Korut Tuduh AS Rusak Mood Jelang Pertemuan Trump-Kim

Willy Haryono    •    Minggu, 06 May 2018 20:18 WIB
amerika serikatkorea utara
Korut Tuduh AS Rusak <i>Mood</i> Jelang Pertemuan Trump-Kim
Kim Jong-un (kiri) berpelukan dengan Presiden Korsel Moon Jae-in dalam KTT Korea di DMZ. (Foto: KCNA via KNS)

Pyongyang: Korea Utara menuduh Amerika Serikat "merusak mood" perdamaian dan rekonsiliasi menjelang pertemuan bersejarah antara Donald Trump dengan Kim Jong-un. 

Rezim Korut mengatakan publik Pyongyang digiring menuju arah yang salah lewat klaim bahwa negosiasi kedua negara mengalami kemajuan via tekanan politik dan sanksi. 

Korut juga mengingatkan AS agar tidak menginterpretasikan "niat menuju perdamaian" sebagai tanda "kelemahan."

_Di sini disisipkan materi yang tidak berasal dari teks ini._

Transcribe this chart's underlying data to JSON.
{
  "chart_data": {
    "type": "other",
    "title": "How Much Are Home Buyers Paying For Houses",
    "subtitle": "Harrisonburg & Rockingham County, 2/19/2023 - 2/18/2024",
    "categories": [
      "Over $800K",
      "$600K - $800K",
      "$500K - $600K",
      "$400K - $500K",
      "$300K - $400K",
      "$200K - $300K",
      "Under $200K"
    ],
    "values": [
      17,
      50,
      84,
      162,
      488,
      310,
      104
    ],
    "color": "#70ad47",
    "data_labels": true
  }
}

Trump dan otoritas AS berulang kali mengisyaratkan bahwa kebijakan keras mereka terhadap Korut adalah faktor penentu dalam membawa Kim Jong-un menuju meja perundingan. 

"Mereka bilang ada dua alternatif: Biarkan mereka memiliki apa yang mereka punya, atau pergi berperang," ujar Trump bulan lalu. "Dan sekarang kami memiliki alternatif yang lebih baik. Tidak ada yang pernah membayangkan ini dapat berhasil," lanjut dia. 

Dalam pernyataan resmi pemerintah Korut, seperti dikutip Independent, Minggu 6 Mei 2018, disebutkan bahwa AS saat ini berusaha "memperburuk situasi di Semenanjung Korea."

"AS sengaja memprovokasi DPRK saat Semenanjung Korea bergerak menuju perdamaian dan rekonsiliasi atas konferensi tingkat tinggi dan Deklarasi Panmunjom," ujar juru bicara Kementerian Luar Negeri Korut, mengggunakan nama resmi dari negara tersebut. 

"Aksi AS ini adalah upaya berbahaya dalam menghancurkan atmosfer yang susah payah diraih dan berpotensi menjadikan situasi ini kembali ke titik nol," lanjutnya. 

Bulan lalu, Presiden Korea Selatan dan Kim Jong-un menandatangani Deklarasi Panmunjom untuk mencari jalan menuju diakhirinya Perang Korea dan denuklirisasi Semenanjung Korea. Trump mengapresiasi perjanjian tersebut.